If it’s really strategically important for the United States to have a domestic semiconductor manufacturing industry, then worrying about excess profits from subsidy recipients seems foolish. Trying to force companies into union-friendly construction plans seems pointless. And trying to pound the round peg of child care policy into the square peg of semiconductors seems like a distraction at best. Or maybe you don’t really think this is important and it’s just a piggybank of money that Congress left you, so you may as well hand it out to stuff you care about. If that’s the case, then NEPA review isn’t so burdensome, aligning immigration policy probably doesn’t matter, and it’s all fine.
But my sense is that Biden really does think this is important, and if that’s the case, he needs to get the whole administration to act like it’s important and say that other causes need to fall by the wayside.
I think the problems with this strategy are pretty obvious, but Catherine Rampell did a great job spelling them out.
How do they make that work? Well, people disagree. But I’ve enjoyed Joe Studwell’s book “How Asia Works” and Dani Rodrik’s “One Economics, Many Recipes” on this topic.

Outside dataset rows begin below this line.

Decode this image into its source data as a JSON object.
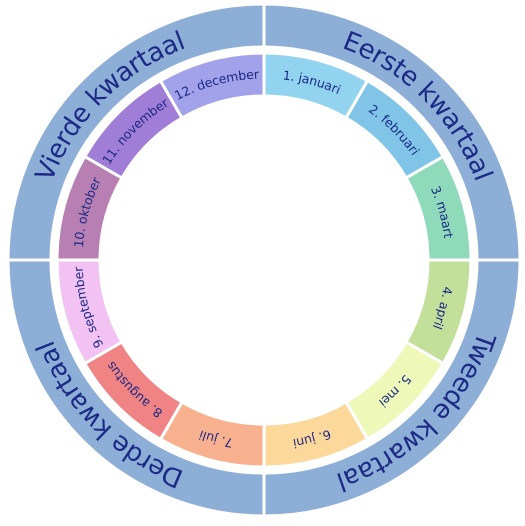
{
  "ring_color": "#8daed6",
  "text_color": "#1c2a86",
  "quarters": [
    {
      "label": "Eerste kwartaal"
    },
    {
      "label": "Tweede kwartaal"
    },
    {
      "label": "Derde kwartaal"
    },
    {
      "label": "Vierde kwartaal"
    }
  ],
  "months": [
    {
      "label": "1. januari",
      "color": "#92d3f0"
    },
    {
      "label": "2. februari",
      "color": "#80c4e8"
    },
    {
      "label": "3. maart",
      "color": "#8fdabb"
    },
    {
      "label": "4. april",
      "color": "#c3e09b"
    },
    {
      "label": "5. mei",
      "color": "#eef8b8"
    },
    {
      "label": "6. juni",
      "color": "#fdd89b"
    },
    {
      "label": "7. juli",
      "color": "#f8b18f"
    },
    {
      "label": "8. augustus",
      "color": "#f08383"
    },
    {
      "label": "9. september",
      "color": "#f2c2f2"
    },
    {
      "label": "10. oktober",
      "color": "#b880b2"
    },
    {
      "label": "11. november",
      "color": "#a07ed8"
    },
    {
      "label": "12. december",
      "color": "#a2a2ea"
    }
  ]
}
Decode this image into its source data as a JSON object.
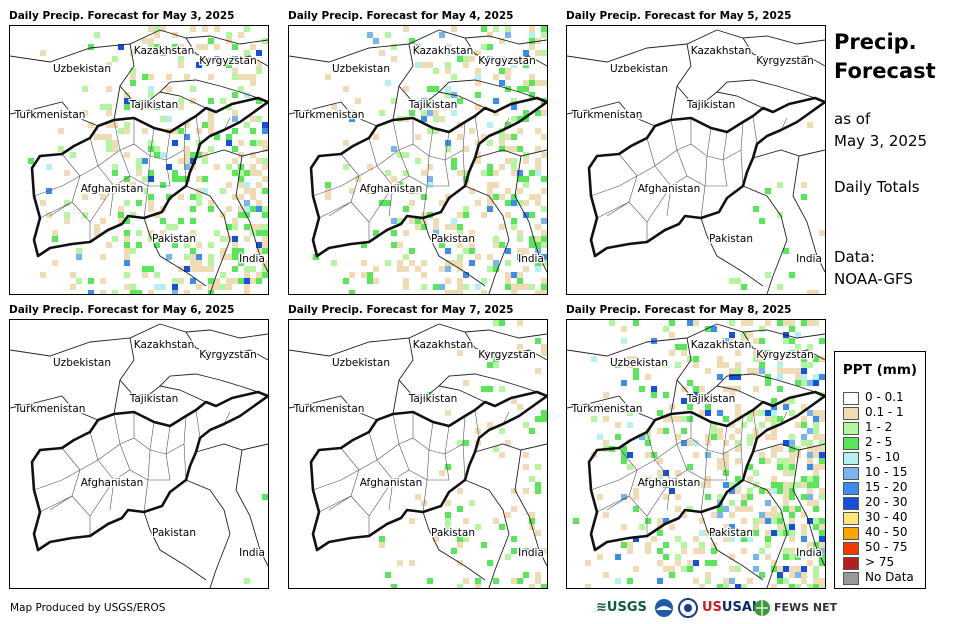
{
  "panels": [
    {
      "title": "Daily Precip. Forecast for May 3, 2025",
      "density": 0.55,
      "seed": 11
    },
    {
      "title": "Daily Precip. Forecast for May 4, 2025",
      "density": 0.5,
      "seed": 23
    },
    {
      "title": "Daily Precip. Forecast for May 5, 2025",
      "density": 0.18,
      "seed": 37
    },
    {
      "title": "Daily Precip. Forecast for May 6, 2025",
      "density": 0.14,
      "seed": 41
    },
    {
      "title": "Daily Precip. Forecast for May 7, 2025",
      "density": 0.3,
      "seed": 53
    },
    {
      "title": "Daily Precip. Forecast for May 8, 2025",
      "density": 0.6,
      "seed": 67
    }
  ],
  "labels": {
    "kazakhstan": "Kazakhstan",
    "kyrgyzstan": "Kyrgyzstan",
    "uzbekistan": "Uzbekistan",
    "tajikistan": "Tajikistan",
    "turkmenistan": "Turkmenistan",
    "afghanistan": "Afghanistan",
    "pakistan": "Pakistan",
    "india": "India"
  },
  "side": {
    "title_line1": "Precip.",
    "title_line2": "Forecast",
    "as_of_line1": "as of",
    "as_of_line2": "May 3, 2025",
    "totals": "Daily Totals",
    "data_label": "Data:",
    "data_source": "NOAA-GFS"
  },
  "legend": {
    "title": "PPT (mm)",
    "items": [
      {
        "label": "0 - 0.1",
        "color": "#ffffff"
      },
      {
        "label": "0.1 - 1",
        "color": "#f0dcb4"
      },
      {
        "label": "1 - 2",
        "color": "#b4f5a0"
      },
      {
        "label": "2 - 5",
        "color": "#5ae65a"
      },
      {
        "label": "5 - 10",
        "color": "#b4f0f0"
      },
      {
        "label": "10 - 15",
        "color": "#78b4f0"
      },
      {
        "label": "15 - 20",
        "color": "#3c8cf0"
      },
      {
        "label": "20 - 30",
        "color": "#1450dc"
      },
      {
        "label": "30 - 40",
        "color": "#ffe678"
      },
      {
        "label": "40 - 50",
        "color": "#ffa500"
      },
      {
        "label": "50 - 75",
        "color": "#f03c00"
      },
      {
        "label": "> 75",
        "color": "#b41e1e"
      },
      {
        "label": "No Data",
        "color": "#999999"
      }
    ]
  },
  "footer": {
    "credit": "Map Produced by USGS/EROS",
    "logo_usgs": "USGS",
    "logo_usaid": "USAID",
    "logo_fews": "FEWS NET"
  }
}
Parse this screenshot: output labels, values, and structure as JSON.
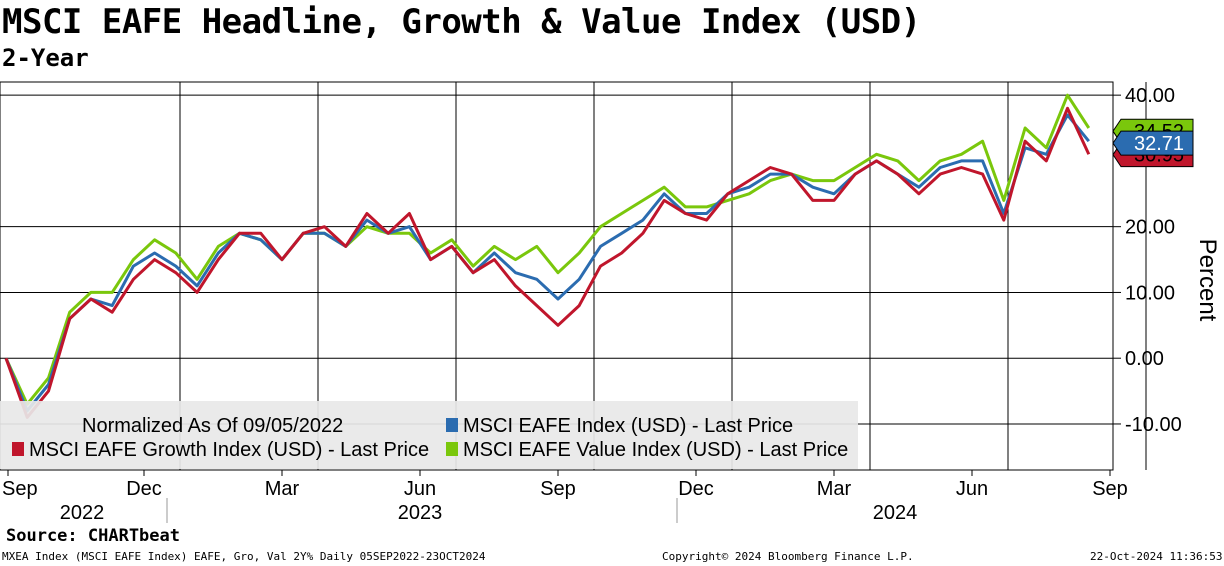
{
  "colors": {
    "index": "#2b6cb0",
    "growth": "#c0162c",
    "value": "#7ac70c"
  },
  "chart_data": {
    "type": "line",
    "title": "MSCI EAFE Headline, Growth & Value Index (USD)",
    "subtitle": "2-Year",
    "ylabel": "Percent",
    "ylim": [
      -17,
      42
    ],
    "y_ticks": [
      "40.00",
      "20.00",
      "10.00",
      "0.00",
      "-10.00"
    ],
    "y_tick_values": [
      40,
      20,
      10,
      0,
      -10
    ],
    "x_range": [
      0,
      103
    ],
    "x_month_ticks": [
      "Sep",
      "Dec",
      "Mar",
      "Jun",
      "Sep",
      "Dec",
      "Mar",
      "Jun",
      "Sep"
    ],
    "x_month_positions": [
      0,
      13,
      26,
      39,
      52,
      65,
      78,
      91,
      104
    ],
    "x_years": [
      "2022",
      "2023",
      "2024"
    ],
    "legend_note": "Normalized As Of 09/05/2022",
    "series": [
      {
        "name": "MSCI EAFE Index (USD) - Last Price",
        "key": "index",
        "last": "32.71",
        "x": [
          0,
          2,
          4,
          6,
          8,
          10,
          12,
          14,
          16,
          18,
          20,
          22,
          24,
          26,
          28,
          30,
          32,
          34,
          36,
          38,
          40,
          42,
          44,
          46,
          48,
          50,
          52,
          54,
          56,
          58,
          60,
          62,
          64,
          66,
          68,
          70,
          72,
          74,
          76,
          78,
          80,
          82,
          84,
          86,
          88,
          90,
          92,
          94,
          96,
          98,
          100,
          102
        ],
        "values": [
          0,
          -8,
          -4,
          6,
          9,
          8,
          14,
          16,
          14,
          11,
          16,
          19,
          18,
          15,
          19,
          19,
          17,
          21,
          19,
          20,
          15,
          17,
          13,
          16,
          13,
          12,
          9,
          12,
          17,
          19,
          21,
          25,
          22,
          22,
          25,
          26,
          28,
          28,
          26,
          25,
          28,
          30,
          28,
          26,
          29,
          30,
          30,
          22,
          32,
          31,
          37,
          33
        ]
      },
      {
        "name": "MSCI EAFE Growth Index (USD) - Last Price",
        "key": "growth",
        "last": "30.95",
        "x": [
          0,
          2,
          4,
          6,
          8,
          10,
          12,
          14,
          16,
          18,
          20,
          22,
          24,
          26,
          28,
          30,
          32,
          34,
          36,
          38,
          40,
          42,
          44,
          46,
          48,
          50,
          52,
          54,
          56,
          58,
          60,
          62,
          64,
          66,
          68,
          70,
          72,
          74,
          76,
          78,
          80,
          82,
          84,
          86,
          88,
          90,
          92,
          94,
          96,
          98,
          100,
          102
        ],
        "values": [
          0,
          -9,
          -5,
          6,
          9,
          7,
          12,
          15,
          13,
          10,
          15,
          19,
          19,
          15,
          19,
          20,
          17,
          22,
          19,
          22,
          15,
          17,
          13,
          15,
          11,
          8,
          5,
          8,
          14,
          16,
          19,
          24,
          22,
          21,
          25,
          27,
          29,
          28,
          24,
          24,
          28,
          30,
          28,
          25,
          28,
          29,
          28,
          21,
          33,
          30,
          38,
          31
        ]
      },
      {
        "name": "MSCI EAFE Value Index (USD) - Last Price",
        "key": "value",
        "last": "34.52",
        "x": [
          0,
          2,
          4,
          6,
          8,
          10,
          12,
          14,
          16,
          18,
          20,
          22,
          24,
          26,
          28,
          30,
          32,
          34,
          36,
          38,
          40,
          42,
          44,
          46,
          48,
          50,
          52,
          54,
          56,
          58,
          60,
          62,
          64,
          66,
          68,
          70,
          72,
          74,
          76,
          78,
          80,
          82,
          84,
          86,
          88,
          90,
          92,
          94,
          96,
          98,
          100,
          102
        ],
        "values": [
          0,
          -7,
          -3,
          7,
          10,
          10,
          15,
          18,
          16,
          12,
          17,
          19,
          18,
          15,
          19,
          19,
          17,
          20,
          19,
          19,
          16,
          18,
          14,
          17,
          15,
          17,
          13,
          16,
          20,
          22,
          24,
          26,
          23,
          23,
          24,
          25,
          27,
          28,
          27,
          27,
          29,
          31,
          30,
          27,
          30,
          31,
          33,
          24,
          35,
          32,
          40,
          35
        ]
      }
    ]
  },
  "footer": {
    "source": "Source: CHARTbeat",
    "left": "MXEA Index (MSCI EAFE Index) EAFE, Gro, Val 2Y% Daily 05SEP2022-23OCT2024",
    "center": "Copyright© 2024 Bloomberg Finance L.P.",
    "right": "22-Oct-2024 11:36:53"
  }
}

Very good piece and I think it goes well with the 'mass transit should aim to maximize ridership' argument. I've often thought one of the reasons our brick and mortar state and civil infrastructure struggles compared to other developed countries isn't just about taxes/willingness to pay for it. It's that our politics seems to ensure that a public service or subsidy is never just about its first order purpose. Like unionized jobs and diversity and environmental justice (whatever that is) are all well and good but at the end of the day the purpose of trash service is to collect the trash and put it in a landfill.
Progressives seem to be making a habit of trying to backdoor their policy preferences. This is an example, climate change via COVID relief was another. It seems a very dangerous tactic, which could discredit government action altogether and to some degree even the rule of law.